Anthropologist Satsuki Kawano describes how Japanese people have been Shintoists and Buddhists at the same time for decades, practising elements of both traditions without seeing themselves as necessarily members of two separate religions. In her book Ritual Practice in Modern Japan, she explains that the Japanese state has tried to separate the two religions but that, despite its efforts, the two remain deeply entwined. There have been tensions and conflicts through the decades, but no religious wars or effort to eliminate one another. Indeed, Shinto and Buddhist traditions have interacted, and whole theologies integrating the two have come to flourish. ‘As a result,’ she writes, ‘mutual influence [has] led to a complex orchestration and integration of native and indigenised foreign practices without completely eliminating distinctions between the two traditions.’ One might go to a Shinto shrine for weddings and children’s celebrations but have one’s funeral in a Buddhist temple, for example.

But as we benefit from unbundling and remixing traditions that allow us ever more personalisation, we find that we share less and less with one another. We’re left isolated and longing for connection.

Four Levels of Connection

Like me, you might have been raised without a religious background. Or perhaps you were born into an identity that doesn’t quite fit. You might be atheist, agnostic, at the edge of your tradition(s), spiritual-but-not-religious, unsatisfied in your spiritual home, or simply unsure. Whatever language you use to describe yourself, you’ve been patching together your spiritual life and are longing for something authentic, something more meaningful, something deeper.

The purpose of this book is to show you how you can transform your daily habits into practices that create a sacred foundation for your life. I’ll share some ancient tools reimagined for today’s culture, and I’ll tell some stories about others who are showing us a way forward.

Deep connection isn’t just about relationships with other people. It’s about feeling the fullness of being alive. It’s about being enveloped in multiple layers of belonging within, between, and around us. This book is an invitation to deepen your rituals of connection across four levels:

 Connecting with yourself

 Connecting with the people around you

 Connecting with the natural world

 Connecting with the transcendent.***

Each layer of connection strengthens the other, so that when we feel deeply connected across those four levels, it’s as if our days are held within a rich latticework of meaning. We’re able to be kinder, more forgiving. We heal. We grow.

And each of these layers is rooted in insights from many of the world’s wisdom traditions. For thousands of years those traditions have kept communities together, helped people grieve loss and celebrate joy. The great myths of the world helped us make moral sense out of chaos and catastrophe. Even if we’re a little nervous to engage the traditions, they have much to teach us.

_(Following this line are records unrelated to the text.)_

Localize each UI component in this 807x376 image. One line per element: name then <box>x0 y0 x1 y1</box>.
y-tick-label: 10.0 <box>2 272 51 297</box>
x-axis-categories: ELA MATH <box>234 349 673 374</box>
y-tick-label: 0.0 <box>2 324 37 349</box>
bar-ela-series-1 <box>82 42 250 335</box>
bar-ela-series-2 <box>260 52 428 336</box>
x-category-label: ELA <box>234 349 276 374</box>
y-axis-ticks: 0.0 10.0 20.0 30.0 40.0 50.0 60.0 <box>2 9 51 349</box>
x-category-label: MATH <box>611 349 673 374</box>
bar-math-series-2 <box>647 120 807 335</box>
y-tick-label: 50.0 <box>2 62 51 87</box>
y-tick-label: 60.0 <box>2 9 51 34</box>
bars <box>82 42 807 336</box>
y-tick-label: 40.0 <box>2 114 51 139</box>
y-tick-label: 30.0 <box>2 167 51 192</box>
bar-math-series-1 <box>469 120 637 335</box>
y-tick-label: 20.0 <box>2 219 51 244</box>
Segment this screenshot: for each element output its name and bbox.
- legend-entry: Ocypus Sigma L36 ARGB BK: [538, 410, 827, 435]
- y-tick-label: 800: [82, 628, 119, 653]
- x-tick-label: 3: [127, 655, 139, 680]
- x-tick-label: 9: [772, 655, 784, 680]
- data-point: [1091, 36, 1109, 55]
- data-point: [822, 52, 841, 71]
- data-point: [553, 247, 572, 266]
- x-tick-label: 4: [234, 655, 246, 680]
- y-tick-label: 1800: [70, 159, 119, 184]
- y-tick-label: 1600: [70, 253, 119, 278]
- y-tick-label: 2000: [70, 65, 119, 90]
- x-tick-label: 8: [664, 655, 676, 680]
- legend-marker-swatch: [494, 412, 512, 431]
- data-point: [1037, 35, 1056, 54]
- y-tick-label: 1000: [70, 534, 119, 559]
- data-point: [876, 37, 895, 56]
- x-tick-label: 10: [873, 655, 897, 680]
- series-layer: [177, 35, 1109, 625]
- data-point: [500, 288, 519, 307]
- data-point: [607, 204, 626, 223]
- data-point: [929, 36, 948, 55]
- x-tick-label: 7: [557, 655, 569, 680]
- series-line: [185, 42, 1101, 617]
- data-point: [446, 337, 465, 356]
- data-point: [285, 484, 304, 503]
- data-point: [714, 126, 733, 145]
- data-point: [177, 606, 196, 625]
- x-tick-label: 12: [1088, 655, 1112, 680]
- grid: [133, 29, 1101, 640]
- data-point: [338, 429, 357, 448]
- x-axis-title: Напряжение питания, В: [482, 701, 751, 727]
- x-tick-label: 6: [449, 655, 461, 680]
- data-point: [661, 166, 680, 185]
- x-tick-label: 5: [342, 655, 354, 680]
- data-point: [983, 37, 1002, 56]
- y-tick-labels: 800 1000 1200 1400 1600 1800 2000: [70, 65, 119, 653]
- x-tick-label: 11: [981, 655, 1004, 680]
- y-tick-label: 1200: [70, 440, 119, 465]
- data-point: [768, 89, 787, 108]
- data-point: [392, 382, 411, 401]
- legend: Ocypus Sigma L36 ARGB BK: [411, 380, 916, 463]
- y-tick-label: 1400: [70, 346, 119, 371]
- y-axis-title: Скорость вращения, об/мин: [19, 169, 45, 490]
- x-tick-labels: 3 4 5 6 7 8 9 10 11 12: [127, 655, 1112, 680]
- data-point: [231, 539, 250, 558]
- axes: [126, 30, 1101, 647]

Some things have changed, of course, since these ancient traditions were established. No longer do we need myths to explain how the sun rises and sets, where floods come from, and what lies underground. Instead we have new questions. How can we truly find rest in a stressed-out 24/7 world? How can we remember our ‘enough-ness’ in an economy that always pushes for more? How do we cultivate our courage to stand against injustice?

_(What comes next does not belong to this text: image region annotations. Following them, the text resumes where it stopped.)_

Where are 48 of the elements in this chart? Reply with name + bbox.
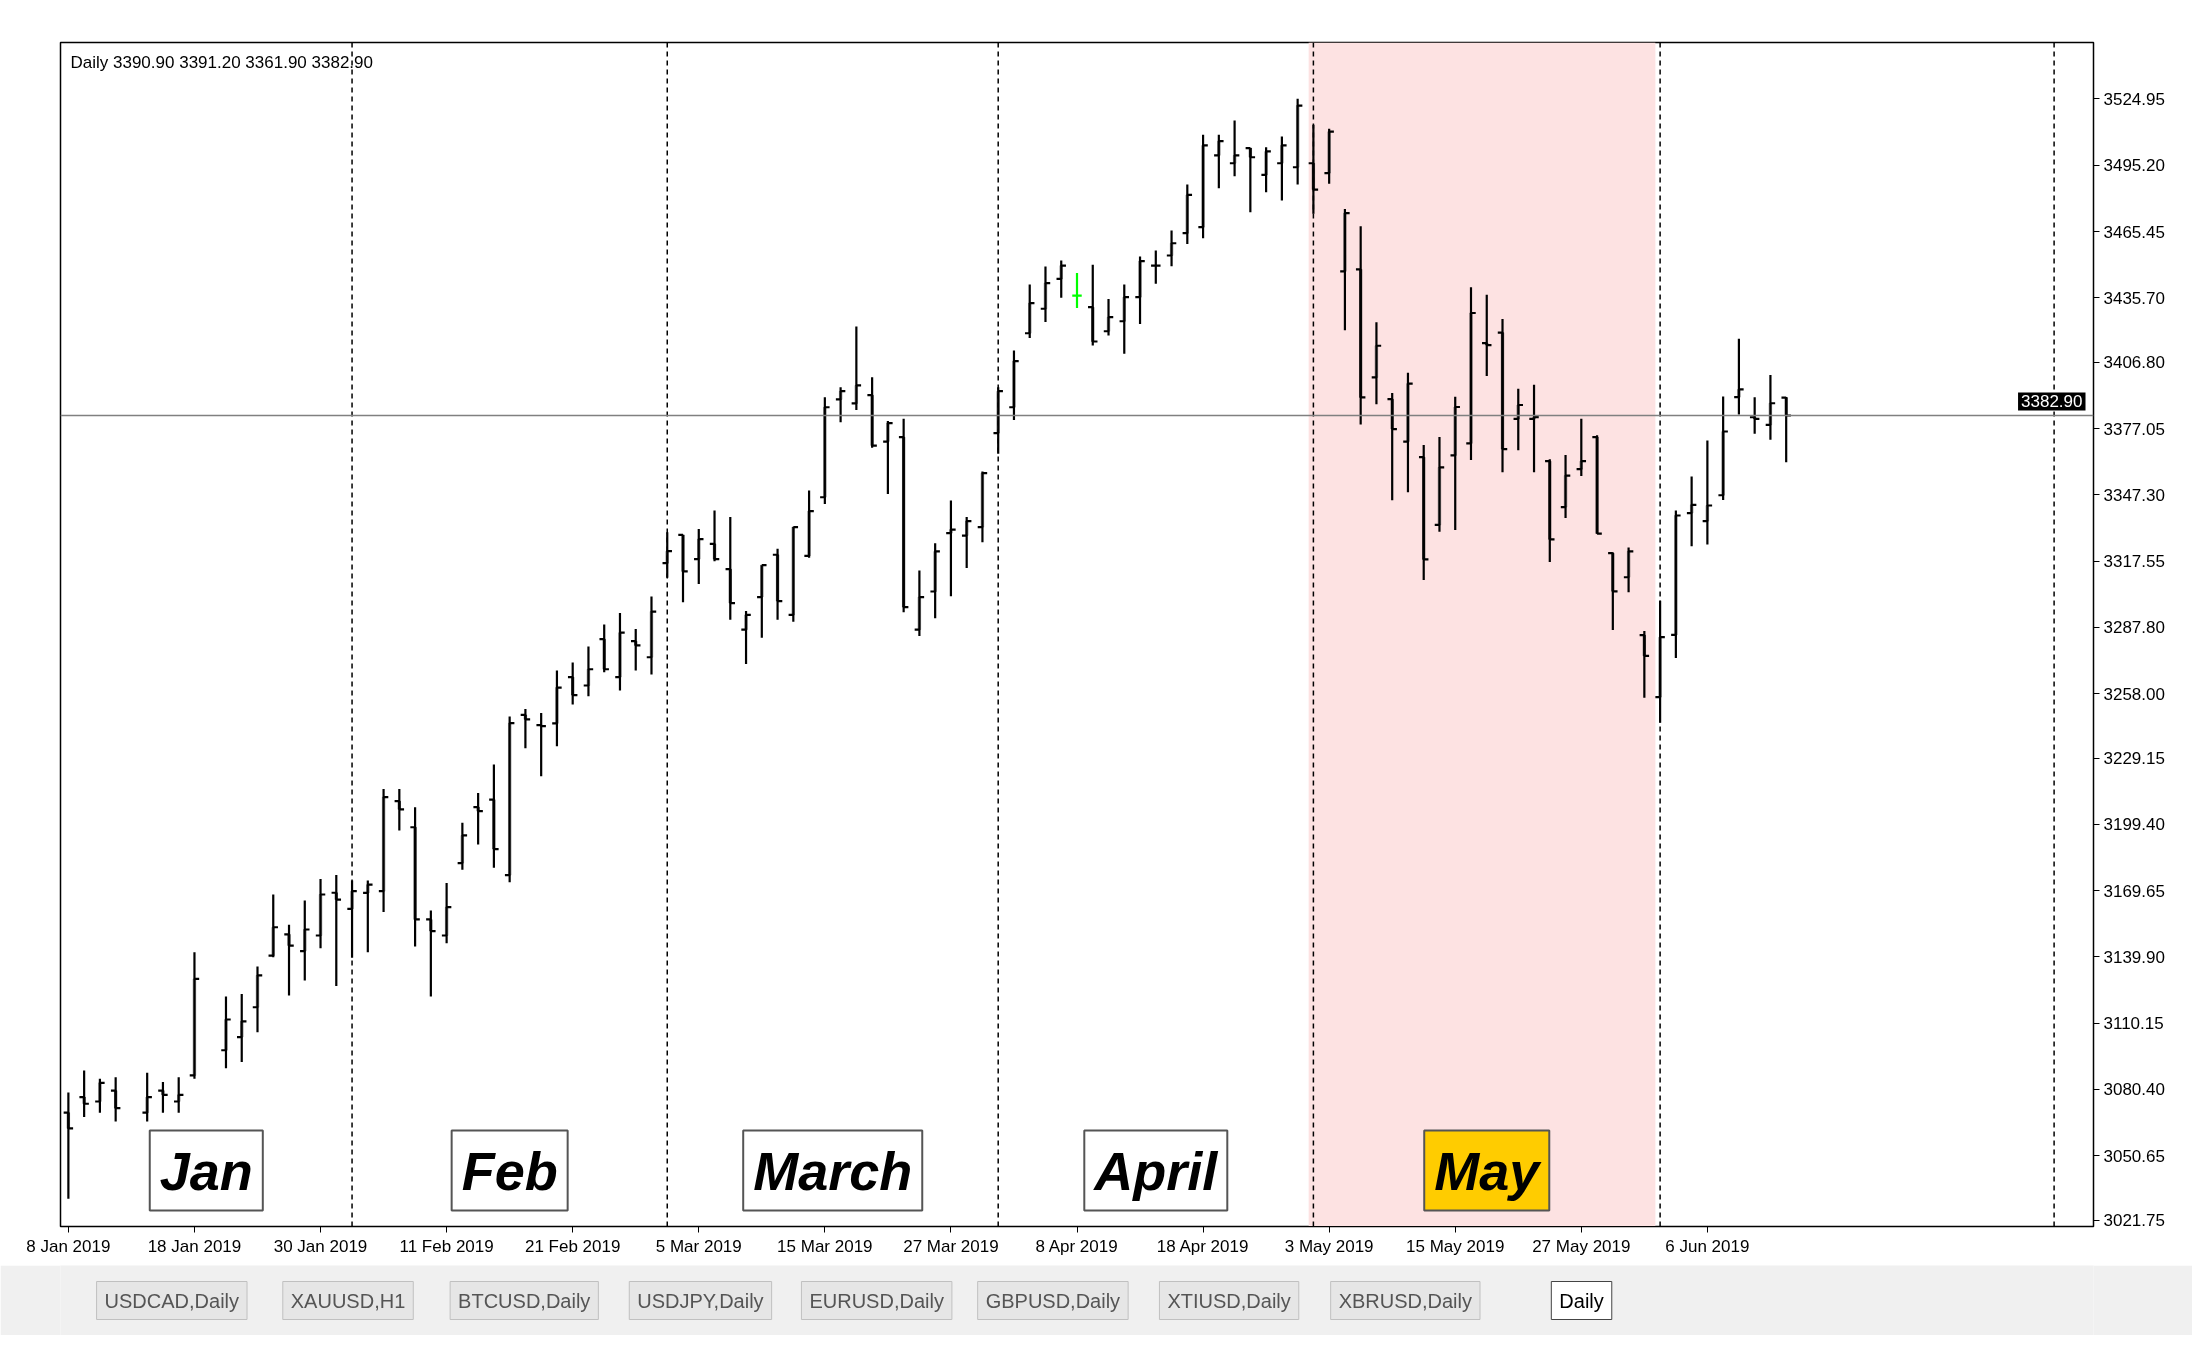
y-tick-label: 3139.90 — [2103, 947, 2165, 967]
x-tick-label: 15 May 2019 — [1406, 1236, 1505, 1256]
y-tick-label: 3435.70 — [2103, 288, 2165, 308]
ref-line-label: 3382.90 — [2021, 392, 2083, 412]
x-tick-label: 21 Feb 2019 — [524, 1236, 621, 1256]
text: XAUUSD,H1 — [290, 1289, 406, 1312]
y-tick-label: 3377.05 — [2103, 419, 2165, 439]
y-tick-label: 3317.55 — [2103, 552, 2165, 572]
y-tick-label: 3406.80 — [2103, 353, 2165, 373]
y-tick-label: 3110.15 — [2103, 1014, 2164, 1034]
text: EURUSD,Daily — [809, 1289, 944, 1312]
annotation: Feb — [461, 1140, 558, 1201]
text: USDJPY,Daily — [637, 1289, 764, 1312]
text: XTIUSD,Daily — [1167, 1289, 1291, 1312]
y-tick-label: 3465.45 — [2103, 222, 2165, 242]
x-tick-label: 27 Mar 2019 — [903, 1236, 999, 1256]
text: Daily 3390.90 3391.20 3361.90 3382.90 — [70, 52, 373, 72]
x-tick-label: 15 Mar 2019 — [777, 1236, 873, 1256]
text: XBRUSD,Daily — [1338, 1289, 1472, 1312]
y-tick-label: 3347.30 — [2103, 485, 2165, 505]
text: USDCAD,Daily — [104, 1289, 240, 1312]
y-tick-label: 3229.15 — [2103, 749, 2165, 769]
x-tick-label: 5 Mar 2019 — [655, 1236, 742, 1256]
y-tick-label: 3169.65 — [2103, 881, 2165, 901]
text: BTCUSD,Daily — [458, 1289, 591, 1312]
text: Daily — [1559, 1289, 1604, 1312]
annotation: March — [753, 1140, 913, 1201]
y-tick-label: 3495.20 — [2103, 156, 2165, 176]
x-tick-label: 6 Jun 2019 — [1665, 1236, 1750, 1256]
x-tick-label: 3 May 2019 — [1284, 1236, 1374, 1256]
x-tick-label: 8 Apr 2019 — [1035, 1236, 1118, 1256]
y-tick-label: 3021.75 — [2103, 1211, 2165, 1231]
y-tick-label: 3050.65 — [2103, 1146, 2165, 1166]
x-tick-label: 8 Jan 2019 — [26, 1236, 111, 1256]
y-tick-label: 3524.95 — [2103, 89, 2165, 109]
x-tick-label: 18 Apr 2019 — [1156, 1236, 1249, 1256]
text: GBPUSD,Daily — [985, 1289, 1121, 1312]
x-tick-label: 30 Jan 2019 — [273, 1236, 368, 1256]
y-tick-label: 3080.40 — [2103, 1080, 2165, 1100]
y-tick-label: 3287.80 — [2103, 618, 2165, 638]
annotation: April — [1092, 1140, 1219, 1201]
annotation: May — [1434, 1140, 1543, 1201]
annotation: Jan — [159, 1140, 253, 1201]
y-tick-label: 3258.00 — [2103, 684, 2165, 704]
x-tick-label: 18 Jan 2019 — [147, 1236, 242, 1256]
y-tick-label: 3199.40 — [2103, 815, 2165, 835]
x-tick-label: 27 May 2019 — [1532, 1236, 1631, 1256]
x-tick-label: 11 Feb 2019 — [399, 1236, 494, 1256]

In Chapter 1 I’ll explore two everyday practices that help us connect to our authentic self: sacred reading and sabbath. Chapter 2 proposes eating and exercising together as two sacred tools to help us connect deeply with others. Chapter 3 focuses on reimagining pilgrimage and the liturgical calendar to connect us more intimately with the natural world, and Chapter 4 explores what connecting to the divine might look like by reframing prayer and participating in a regular small group of support and accountability. Finally, Chapter 5 is a reminder that we are all inherently born into belonging. The practices here are simply the tools to help us remember.